Re: [PATCHSET RFC cgroup/for-4.6] cgroup, sched: implement resource group and PRIO_RGRP

From: Johannes Weiner
Date: Thu Apr 07 2016 - 15:06:13 EST


On Thu, Apr 07, 2016 at 10:28:10AM +0200, Peter Zijlstra wrote:
> On Thu, Apr 07, 2016 at 03:35:47AM -0400, Johannes Weiner wrote:
> > There was a lot of back and forth whether we should add a second set
> > of knobs just to control the local tasks separately from the subtree,
> > but ended up concluding that the situation can be expressed more
> > clearly by creating dedicated leaf subgroups for stuff like management
> > software and launchers instead, so that their memory pools/LRUs are
> > clearly delineated from other groups and seperately controllable. And
> > we couldn't think of any meaningful configuration that could not be
> > expressed in that scheme. I mean, it's the same thing, right?
>
> No, not the same.
>
>
> R
> / | \
> t1 t2 A
> / \
> t3 t4
>
>
> Is fundamentally different from:
>
>
> R
> / \
> L A
> / \ / \
> t1 t2 t3 t4
>
>
> Because if in the first hierarchy you add a task (t5) to R, all of its A
> will run at 1/4th of total bandwidth where before it had 1/3rd, whereas
> with the second example, if you add our t5 to L, A doesn't get any less
> bandwidth.

I didn't mean the same exact configuration, I meant being able to
configure with the same outcome of resource distribution.

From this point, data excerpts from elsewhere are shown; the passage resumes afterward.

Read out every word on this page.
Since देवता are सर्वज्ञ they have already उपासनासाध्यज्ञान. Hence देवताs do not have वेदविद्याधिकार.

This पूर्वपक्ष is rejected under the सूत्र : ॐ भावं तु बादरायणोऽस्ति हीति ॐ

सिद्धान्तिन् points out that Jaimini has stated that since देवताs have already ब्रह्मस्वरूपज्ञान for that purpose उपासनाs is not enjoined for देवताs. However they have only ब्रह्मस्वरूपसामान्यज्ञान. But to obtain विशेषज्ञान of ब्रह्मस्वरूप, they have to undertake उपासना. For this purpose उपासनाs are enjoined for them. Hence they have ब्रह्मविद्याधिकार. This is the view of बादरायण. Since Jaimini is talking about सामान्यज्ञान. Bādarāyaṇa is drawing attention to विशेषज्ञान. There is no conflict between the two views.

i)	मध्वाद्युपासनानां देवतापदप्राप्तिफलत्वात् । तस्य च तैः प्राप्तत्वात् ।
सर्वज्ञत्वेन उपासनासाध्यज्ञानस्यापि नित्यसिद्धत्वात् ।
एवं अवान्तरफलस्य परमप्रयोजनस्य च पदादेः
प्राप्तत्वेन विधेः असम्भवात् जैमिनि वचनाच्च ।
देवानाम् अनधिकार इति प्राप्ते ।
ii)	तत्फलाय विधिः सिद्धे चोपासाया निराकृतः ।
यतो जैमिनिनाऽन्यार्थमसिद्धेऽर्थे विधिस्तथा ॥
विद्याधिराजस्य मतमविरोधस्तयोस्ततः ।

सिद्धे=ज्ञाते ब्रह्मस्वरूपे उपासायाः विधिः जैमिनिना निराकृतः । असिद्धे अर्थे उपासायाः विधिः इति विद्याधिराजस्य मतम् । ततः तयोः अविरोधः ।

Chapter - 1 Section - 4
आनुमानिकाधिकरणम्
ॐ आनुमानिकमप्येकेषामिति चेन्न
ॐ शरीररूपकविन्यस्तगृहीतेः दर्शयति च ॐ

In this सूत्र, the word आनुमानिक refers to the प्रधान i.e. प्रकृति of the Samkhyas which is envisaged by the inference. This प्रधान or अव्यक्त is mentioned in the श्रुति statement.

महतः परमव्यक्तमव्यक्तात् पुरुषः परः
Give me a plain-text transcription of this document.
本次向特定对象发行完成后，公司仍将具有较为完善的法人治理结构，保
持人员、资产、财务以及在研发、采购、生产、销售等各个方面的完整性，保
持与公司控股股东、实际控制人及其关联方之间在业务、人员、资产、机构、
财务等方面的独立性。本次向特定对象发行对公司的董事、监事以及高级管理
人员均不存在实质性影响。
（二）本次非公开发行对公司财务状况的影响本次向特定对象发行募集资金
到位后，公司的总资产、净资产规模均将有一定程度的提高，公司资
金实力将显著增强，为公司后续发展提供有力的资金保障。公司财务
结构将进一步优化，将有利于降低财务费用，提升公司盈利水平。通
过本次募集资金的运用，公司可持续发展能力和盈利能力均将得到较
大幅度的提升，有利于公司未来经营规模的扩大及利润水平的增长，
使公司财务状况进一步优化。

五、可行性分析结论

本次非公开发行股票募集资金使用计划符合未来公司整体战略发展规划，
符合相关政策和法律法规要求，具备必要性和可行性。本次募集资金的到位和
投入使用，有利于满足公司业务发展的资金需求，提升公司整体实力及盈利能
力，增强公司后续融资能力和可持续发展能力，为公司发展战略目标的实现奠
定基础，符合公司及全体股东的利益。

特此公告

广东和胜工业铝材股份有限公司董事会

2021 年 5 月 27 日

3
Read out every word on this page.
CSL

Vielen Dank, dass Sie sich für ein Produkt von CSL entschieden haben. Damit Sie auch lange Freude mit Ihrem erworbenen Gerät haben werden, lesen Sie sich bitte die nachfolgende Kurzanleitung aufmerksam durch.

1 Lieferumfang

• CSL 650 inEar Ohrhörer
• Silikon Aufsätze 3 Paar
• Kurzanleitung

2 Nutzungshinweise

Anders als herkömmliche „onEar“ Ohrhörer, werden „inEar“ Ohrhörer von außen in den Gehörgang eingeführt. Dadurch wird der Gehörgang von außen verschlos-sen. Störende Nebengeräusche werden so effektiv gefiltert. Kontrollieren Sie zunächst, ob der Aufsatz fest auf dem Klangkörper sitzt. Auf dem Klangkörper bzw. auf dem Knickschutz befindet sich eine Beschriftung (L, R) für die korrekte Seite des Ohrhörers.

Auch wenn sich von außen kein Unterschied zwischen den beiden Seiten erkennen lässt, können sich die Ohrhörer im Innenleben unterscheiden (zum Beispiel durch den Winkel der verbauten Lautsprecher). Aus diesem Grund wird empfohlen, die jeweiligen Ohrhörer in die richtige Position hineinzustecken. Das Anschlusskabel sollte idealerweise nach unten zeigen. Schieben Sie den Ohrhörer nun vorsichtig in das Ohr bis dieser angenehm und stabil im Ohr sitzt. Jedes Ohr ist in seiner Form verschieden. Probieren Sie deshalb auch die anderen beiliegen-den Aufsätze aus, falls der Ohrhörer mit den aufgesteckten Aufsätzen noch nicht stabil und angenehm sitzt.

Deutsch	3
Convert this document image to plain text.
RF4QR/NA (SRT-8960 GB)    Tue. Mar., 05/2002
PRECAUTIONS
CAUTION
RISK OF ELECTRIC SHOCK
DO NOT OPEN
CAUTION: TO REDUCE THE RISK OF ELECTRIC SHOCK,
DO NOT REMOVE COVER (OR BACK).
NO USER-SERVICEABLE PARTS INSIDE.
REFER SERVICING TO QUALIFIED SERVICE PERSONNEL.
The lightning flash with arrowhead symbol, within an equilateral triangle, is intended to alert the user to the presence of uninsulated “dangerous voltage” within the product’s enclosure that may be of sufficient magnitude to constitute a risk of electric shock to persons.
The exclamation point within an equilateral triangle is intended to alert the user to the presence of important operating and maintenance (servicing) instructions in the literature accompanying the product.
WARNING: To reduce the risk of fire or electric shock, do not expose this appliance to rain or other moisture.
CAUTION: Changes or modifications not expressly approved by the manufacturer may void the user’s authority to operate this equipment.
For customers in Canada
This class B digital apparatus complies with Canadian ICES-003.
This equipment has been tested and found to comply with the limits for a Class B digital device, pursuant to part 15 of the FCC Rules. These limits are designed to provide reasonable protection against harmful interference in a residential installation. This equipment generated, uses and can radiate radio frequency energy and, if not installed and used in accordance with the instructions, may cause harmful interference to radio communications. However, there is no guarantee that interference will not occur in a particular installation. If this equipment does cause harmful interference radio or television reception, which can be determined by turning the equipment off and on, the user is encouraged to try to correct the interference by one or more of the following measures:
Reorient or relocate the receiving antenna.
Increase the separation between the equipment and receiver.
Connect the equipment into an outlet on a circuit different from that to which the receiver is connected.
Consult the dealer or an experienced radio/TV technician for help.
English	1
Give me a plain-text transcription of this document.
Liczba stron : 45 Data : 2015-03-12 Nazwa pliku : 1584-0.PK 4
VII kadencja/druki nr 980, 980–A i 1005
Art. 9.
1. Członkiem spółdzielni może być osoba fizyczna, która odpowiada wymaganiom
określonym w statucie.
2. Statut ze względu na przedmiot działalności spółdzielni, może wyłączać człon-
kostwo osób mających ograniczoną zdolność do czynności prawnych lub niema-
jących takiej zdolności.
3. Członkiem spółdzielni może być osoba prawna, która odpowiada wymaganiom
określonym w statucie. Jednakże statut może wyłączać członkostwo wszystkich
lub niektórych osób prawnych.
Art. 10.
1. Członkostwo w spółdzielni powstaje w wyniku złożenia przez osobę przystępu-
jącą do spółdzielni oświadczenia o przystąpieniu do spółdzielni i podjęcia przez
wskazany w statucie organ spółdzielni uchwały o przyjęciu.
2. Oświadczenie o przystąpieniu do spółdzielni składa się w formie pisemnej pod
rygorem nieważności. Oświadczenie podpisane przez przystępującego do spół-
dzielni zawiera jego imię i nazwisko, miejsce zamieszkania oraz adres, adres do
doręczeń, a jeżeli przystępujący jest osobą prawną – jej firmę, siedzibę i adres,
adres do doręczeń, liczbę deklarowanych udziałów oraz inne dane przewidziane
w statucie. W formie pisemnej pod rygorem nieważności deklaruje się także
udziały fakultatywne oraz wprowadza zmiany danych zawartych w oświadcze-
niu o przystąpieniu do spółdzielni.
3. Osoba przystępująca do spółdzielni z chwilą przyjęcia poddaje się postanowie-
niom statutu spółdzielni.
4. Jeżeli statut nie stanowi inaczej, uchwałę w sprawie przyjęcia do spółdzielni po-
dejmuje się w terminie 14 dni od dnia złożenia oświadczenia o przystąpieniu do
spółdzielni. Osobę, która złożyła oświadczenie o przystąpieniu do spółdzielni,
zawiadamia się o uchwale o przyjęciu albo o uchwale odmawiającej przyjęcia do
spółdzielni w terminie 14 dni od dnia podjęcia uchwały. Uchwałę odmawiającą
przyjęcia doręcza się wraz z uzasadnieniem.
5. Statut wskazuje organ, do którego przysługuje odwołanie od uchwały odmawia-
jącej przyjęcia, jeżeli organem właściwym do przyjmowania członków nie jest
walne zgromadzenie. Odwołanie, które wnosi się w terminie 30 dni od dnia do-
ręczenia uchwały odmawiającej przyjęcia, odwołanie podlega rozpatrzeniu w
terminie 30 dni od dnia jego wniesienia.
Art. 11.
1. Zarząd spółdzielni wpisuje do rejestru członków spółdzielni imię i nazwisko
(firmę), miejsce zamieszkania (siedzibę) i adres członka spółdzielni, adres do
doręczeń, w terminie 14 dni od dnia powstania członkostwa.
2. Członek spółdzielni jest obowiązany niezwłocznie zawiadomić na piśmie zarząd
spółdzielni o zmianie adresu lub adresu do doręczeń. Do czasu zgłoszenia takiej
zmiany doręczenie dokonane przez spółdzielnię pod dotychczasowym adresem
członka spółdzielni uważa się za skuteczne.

All this means here is that if you want to change the shares allocated
to the tasks in R (or then L) you have to be explicit about it and
update the weight configuration in L.

Again, it's not gratuitous, it's based on the problems this concept in
the interface created in more comprehensive container deployments.

> Please pull your collective heads out of the systemd arse and start
> thinking.

I don't care about systemd here. In fact, in 5 years of rewriting the
memory controller, zero percent of it was driven by systemd and most
of it from Google's feedback at LSF and email since they had by far
the most experience and were pushing the frontier. And even though the
performance and overhead of the memory controller was absolutely
abysmal - routinely hitting double digits in page fault profiles - the
discussions *always* centered around the interface and configuration.

IMO, this thread is a little too focused on the reality of a single
resource controller, when in real setups it doesn't exist in a vacuum.
What these environments need is to robustly divide the machine up into
parcels to isolate thousands of jobs on X dimensions at the same time:
allocate CPU time, allocate memory, allocate IO. And then on top of
that implement higher concepts such as dirty page quotas and
writeback, accounting for kswapd's cpu time based on who owns the
memory it reclaims, accounting IO time for the stuff it swaps out
etc. That *needs* all three resources to be coordinated.

You disparagingly called it the lowest common denominator, but the
thing is that streamlining the controllers and coordinating them
around shared resource domains gives us much more powerful and robust
ways to allocate the *machines* as a whole, and allows the proper
tracking and accounting of cross-domain operations such as writeback
that wasn't even possible before. And all that in a way that doesn't
have the same usability pitfalls that v1 had when you actually push
this stuff beyond the "i want to limit the cpu cycles of this one
service" and move towards "this machine is an anonymous node in a data
center and I want it to host thousands of different workloads - some
sensitive to latency, some that only care about throughput - and they
better not step on each other's toes on *any* of the resource pools."

Those are my primary concerns when it comes to the v2 interface, and I
think focusing too much on what's theoretically possible with a single
controller is missing the bigger challenge of allocating machines.